Capital Gains Tax (CGT): What Is It and How Does It Affect You?

Capital Gains Tax (CGT) is a tax levied on the profit you make when you sell or dispose of certain assets that have increased in value. This includes property, shares, or valuable items like art. It’s not the total value of the asset that gets taxed but the profit—the difference between what you paid for the asset and what you sold it for.

Current Capital Gains Tax Rates (2024)

The tax rate you pay on your gains depends on your income tax bracket:

  • Basic Rate Taxpayer:

    • 10% on gains from most assets (e.g., shares)
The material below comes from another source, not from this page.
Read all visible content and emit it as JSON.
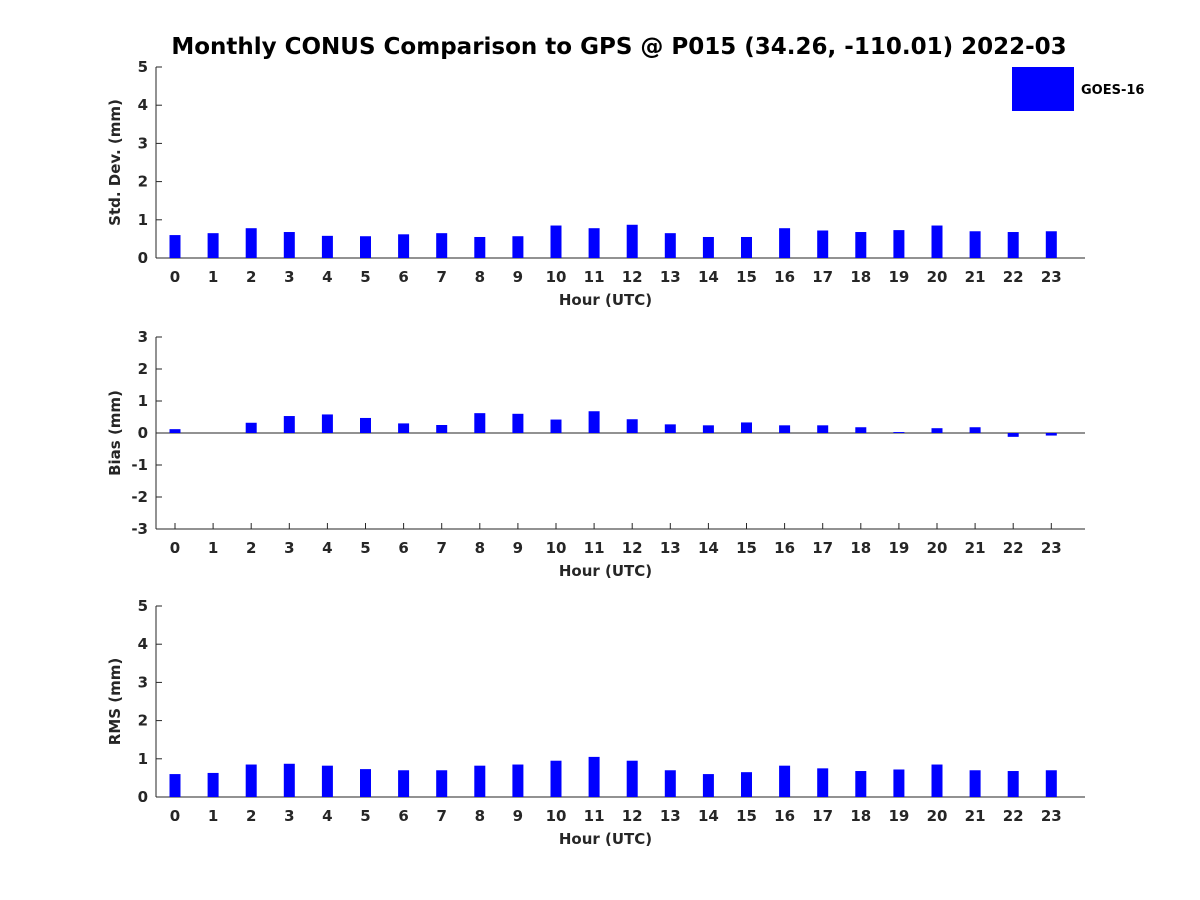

    • 18% on gains from residential property

  • Higher Rate Taxpayer:

    • 20% on gains from most assets

    • 24% on gains from residential property

    • 28% on gains from "carried interest" (profits earned by investment fund managers)

Annual Allowance

Everyone in the UK is given an annual CGT allowance before they become liable to pay the tax. For the 2024 tax year, the allowance has dropped to £3,000, a significant reduction from the £12,300 allowance available just a few years ago. Any profit above this threshold in the tax year (April 6 to April 5) is subject to CGT.

Working Example

Let’s say you bought a second home for £150,000 a few years ago and have now sold it for £200,000, resulting in a £50,000 profit. Here’s how CGT might apply:

  1. Your profit is £50,000.

  2. Subtract your £3,000 CGT allowance, leaving £47,000 subject to tax.
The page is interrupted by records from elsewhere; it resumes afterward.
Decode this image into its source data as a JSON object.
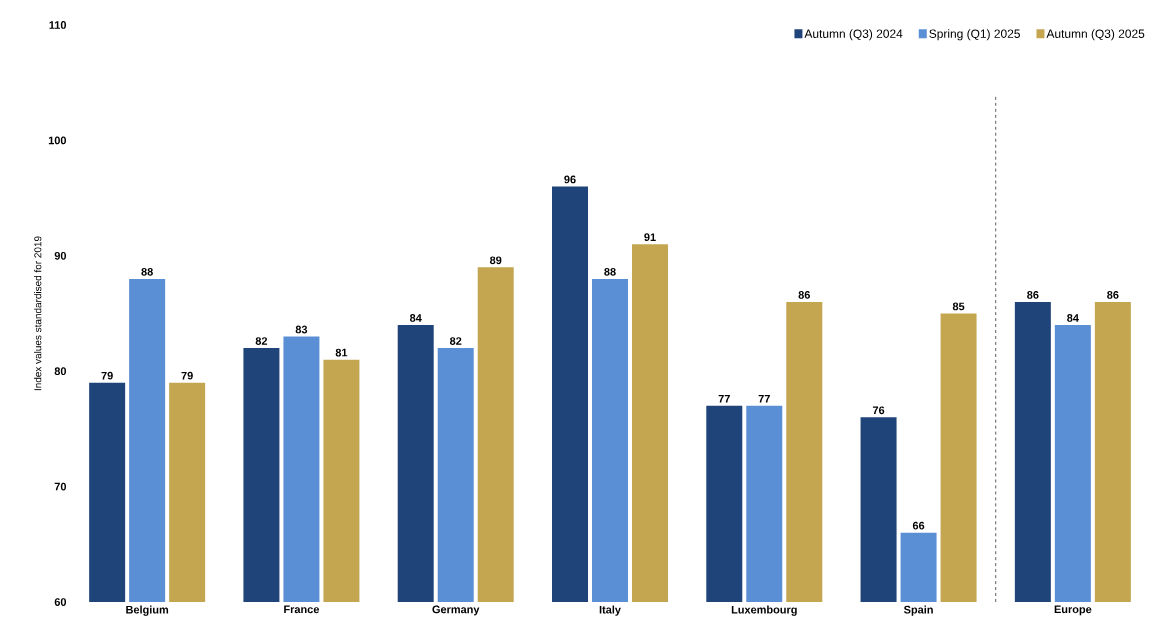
{
  "chart_data": {
    "type": "bar",
    "ylabel": "Index values standardised for 2019",
    "categories": [
      "Belgium",
      "France",
      "Germany",
      "Italy",
      "Luxembourg",
      "Spain",
      "Europe"
    ],
    "series": [
      {
        "name": "Autumn (Q3) 2024",
        "color": "#1f4479",
        "values": [
          79,
          82,
          84,
          96,
          77,
          76,
          86
        ]
      },
      {
        "name": "Spring (Q1) 2025",
        "color": "#5a8fd6",
        "values": [
          88,
          83,
          82,
          88,
          77,
          66,
          84
        ]
      },
      {
        "name": "Autumn (Q3) 2025",
        "color": "#c4a651",
        "values": [
          79,
          81,
          89,
          91,
          86,
          85,
          86
        ]
      }
    ],
    "ylim": [
      60,
      110
    ],
    "yticks": [
      60,
      70,
      80,
      90,
      100,
      110
    ],
    "data_labels": true,
    "legend": "top right",
    "grid": false
  }
}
  3. If you are a higher-rate taxpayer, you will pay CGT at 24% on residential property.

  4. 24% of £47,000 equals £11,280, which is the CGT you’ll owe.
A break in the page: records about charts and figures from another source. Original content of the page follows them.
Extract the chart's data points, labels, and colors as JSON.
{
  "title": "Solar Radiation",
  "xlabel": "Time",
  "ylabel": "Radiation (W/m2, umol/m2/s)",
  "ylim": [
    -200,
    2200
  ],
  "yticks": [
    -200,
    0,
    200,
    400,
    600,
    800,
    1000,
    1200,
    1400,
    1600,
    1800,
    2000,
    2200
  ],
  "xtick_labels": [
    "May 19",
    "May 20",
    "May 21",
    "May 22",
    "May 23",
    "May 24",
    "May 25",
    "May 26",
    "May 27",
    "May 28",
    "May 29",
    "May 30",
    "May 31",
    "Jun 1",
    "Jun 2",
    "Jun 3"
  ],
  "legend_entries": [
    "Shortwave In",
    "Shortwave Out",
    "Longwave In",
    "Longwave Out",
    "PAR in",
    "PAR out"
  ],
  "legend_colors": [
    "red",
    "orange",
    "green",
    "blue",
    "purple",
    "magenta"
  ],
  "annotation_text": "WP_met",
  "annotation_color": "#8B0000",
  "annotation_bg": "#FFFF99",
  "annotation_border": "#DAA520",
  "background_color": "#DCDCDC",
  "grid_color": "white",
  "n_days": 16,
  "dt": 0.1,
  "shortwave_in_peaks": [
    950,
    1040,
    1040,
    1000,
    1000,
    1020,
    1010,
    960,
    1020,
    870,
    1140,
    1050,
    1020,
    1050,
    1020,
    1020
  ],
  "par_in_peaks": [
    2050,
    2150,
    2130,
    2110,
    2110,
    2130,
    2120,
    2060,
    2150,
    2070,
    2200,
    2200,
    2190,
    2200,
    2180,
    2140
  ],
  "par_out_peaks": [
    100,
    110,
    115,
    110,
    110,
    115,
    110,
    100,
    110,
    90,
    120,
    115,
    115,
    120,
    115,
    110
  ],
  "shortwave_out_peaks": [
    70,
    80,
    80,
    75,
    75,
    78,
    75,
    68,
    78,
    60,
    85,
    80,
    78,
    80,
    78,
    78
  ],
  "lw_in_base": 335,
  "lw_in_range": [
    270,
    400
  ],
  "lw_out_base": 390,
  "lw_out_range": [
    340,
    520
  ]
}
Is CGT Only for the Wealthy?

There’s a common misconception that only wealthy individuals pay CGT, but this isn’t true. As house prices rise, stock values increase, and tax allowances shrink, more middle-income individuals find themselves liable for CGT.

This phenomenon is called fiscal drag. When tax thresholds stay the same or decrease, but asset values go up, more people are "dragged" into paying taxes they weren’t liable for previously. It’s a subtle way for governments to raise more revenue without overtly increasing tax rates, and it's one reason why CGT is becoming more relevant for people across income levels.

Changes to CGT in 2024

While the rates themselves haven’t changed dramatically, the cut in the annual allowance from £12,300 to £3,000 means more people are likely to face a CGT bill. This reduction makes it harder to avoid paying CGT on even modest gains.

Conclusion

Capital Gains Tax affects a growing number of people, not just the wealthy. With the annual allowance shrinking and asset values rising, it’s important to stay informed about how CGT could impact you. Proper planning can help reduce your tax liability, but with fiscal drag in play, it's becoming harder to avoid the taxman’s reach.